A volte si usano in modo interscambiabile i termini “psichiatra”, “psicologo”, “psicoterapeuta”. In realtà ciascuna di queste figure professionali ha un suo ruolo specifico nella cura dei disturbi psicologici. Lo psichiatra ha un ruolo specifico nella diagnosi e nella cura dei disturbi legati alla sfera cognitiva e comportamentale.

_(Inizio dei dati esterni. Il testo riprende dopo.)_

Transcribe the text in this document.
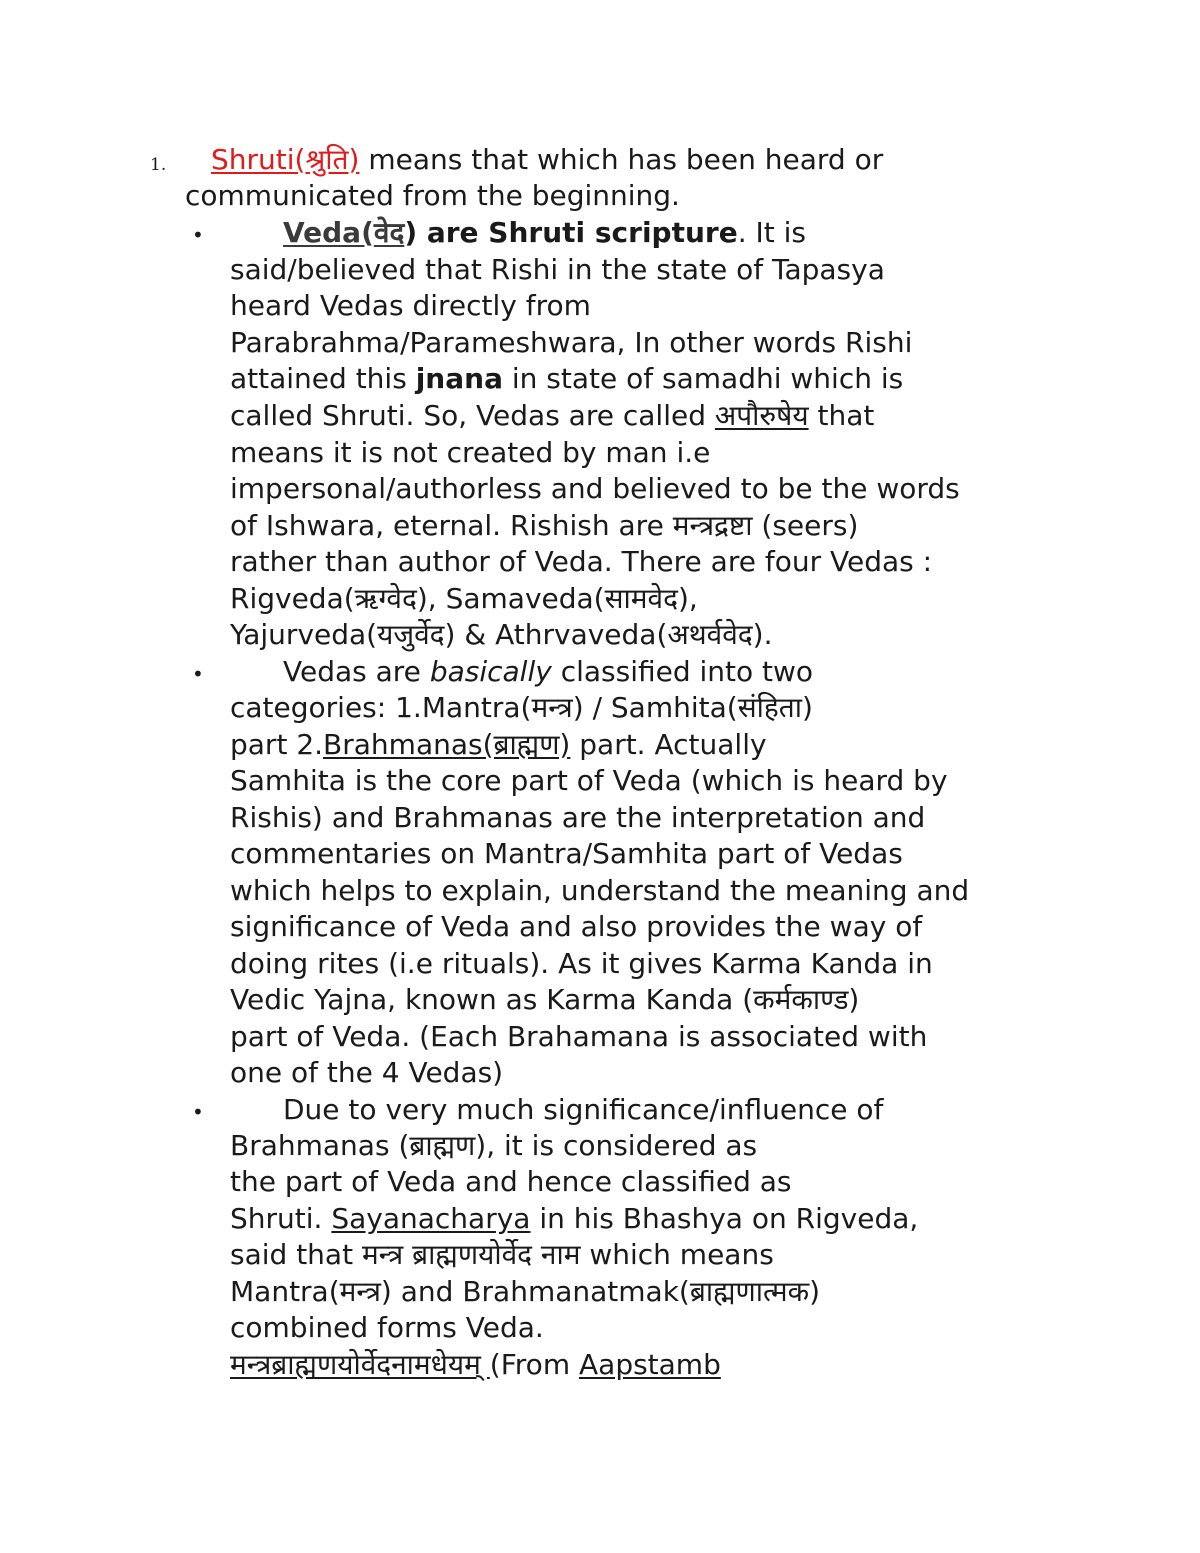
1. Shruti(श्रुति) means that which has been heard or
communicated from the beginning.
•	Veda(वेद) are Shruti scripture. It is
said/believed that Rishi in the state of Tapasya
heard Vedas directly from
Parabrahma/Parameshwara, In other words Rishi
attained this jnana in state of samadhi which is
called Shruti. So, Vedas are called अपौरुषेय that
means it is not created by man i.e
impersonal/authorless and believed to be the words
of Ishwara, eternal. Rishish are मन्त्रद्रष्टा (seers)
rather than author of Veda. There are four Vedas :
Rigveda(ऋग्वेद), Samaveda(सामवेद),
Yajurveda(यजुर्वेद) & Athrvaveda(अथर्ववेद).
•	Vedas are basically classified into two
categories: 1.Mantra(मन्त्र) / Samhita(संहिता)
part 2.Brahmanas(ब्राह्मण) part. Actually
Samhita is the core part of Veda (which is heard by
Rishis) and Brahmanas are the interpretation and
commentaries on Mantra/Samhita part of Vedas
which helps to explain, understand the meaning and
significance of Veda and also provides the way of
doing rites (i.e rituals). As it gives Karma Kanda in
Vedic Yajna, known as Karma Kanda (कर्मकाण्ड)
part of Veda. (Each Brahamana is associated with
one of the 4 Vedas)
•	Due to very much significance/influence of
Brahmanas (ब्राह्मण), it is considered as
the part of Veda and hence classified as
Shruti. Sayanacharya in his Bhashya on Rigveda,
said that मन्त्र ब्राह्मणयोर्वेद नाम which means
Mantra(मन्त्र) and Brahmanatmak(ब्राह्मणात्मक)
combined forms Veda.
मन्त्रब्राह्मणयोर्वेदनामधेयम् (From Aapstamb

Ha una formazione medica che, se necessario, gli consente di servirsi, nella terapia dedicata al paziente, anche del supporto degli psicofarmaci. Ma come si fa a diventare psichiatra?

 

Diventare psichiatra: caratteristiche della professione

Lo psichiatra è un medico specializzato nella diagnosi dei disturbi cognitivi e comportamentali e nel trattamento, farmacologico e no, dei disturbi stessi. Lo psichiatra instaura una relazione col paziente, che viene esaminato tramite uno o più colloqui e tramite test psicologici ed esami di laboratorio, al termine dell’analisi lo psichiatra formula la diagnosi e individua la terapia da seguire, che spesso comprende l’uso di farmaci specifici. In quanto medico, infatti, allo psichiatra è consentito prescrivere e somministrare farmaci.

 

Lo psichiatra ha una formazione medico-farmacologica e, nella cura del paziente, è tendenzialmente meno interessato alla sua storia personale. Anche per questo lo psichiatra in genere non svolge attività di psicoterapia, ma può farlo, o, nei casi che lo richiedono, può essere affiancato da uno psicoterapeuta. Per diventare psichiatra bisogna sapere che agisce formulando la diagnosi e stabilendo la cura, focalizzando quindi la sua attenzione principalmente sul disturbo sofferto dal paziente. Lo psichiatra può anche intervenire nei procedimenti giudiziari civili e penali e ovunque sia necessaria la sua consulenza tecnica nei casi legali. Lo psichiatra può intervenire, per esempio, nella cura della schizofrenia, dei disturbi ossessivo compulsivi e bipolari, della depressione. Esistono vari ambiti di ricerca psichiatrica, tra cui la psicogeriatria, la psiconcologia, la psichiatria forense e la psichiatria delle dipendenze.

 

Diventare psichiatra: la formazione

Lo psichiatra può lavorare sia come libero professionista, sia come dipendente da un’azienda ospedaliera, da case di cura o da centri medico-sanitari. La professione dello psichiatra è riconosciuta dallo Stato e regolamentata. Per potere svolgere la professione è necessario conseguire un titolo di studio specifico e iscriversi all’albo professionale. Per diventare psichiatra bisogna conseguire la laurea in medicina, iscriversi all’Ordine dei medici, e successivamente conseguire la specializzazione in psichiatria. Le competenze personali di un buono psichiatra comprendono una forte capacità di analisi, essere in grado di entrare in empatia con paziente, prestare attenzione ai particolari, essere capaci di lavorare in piena autonomia decisionale.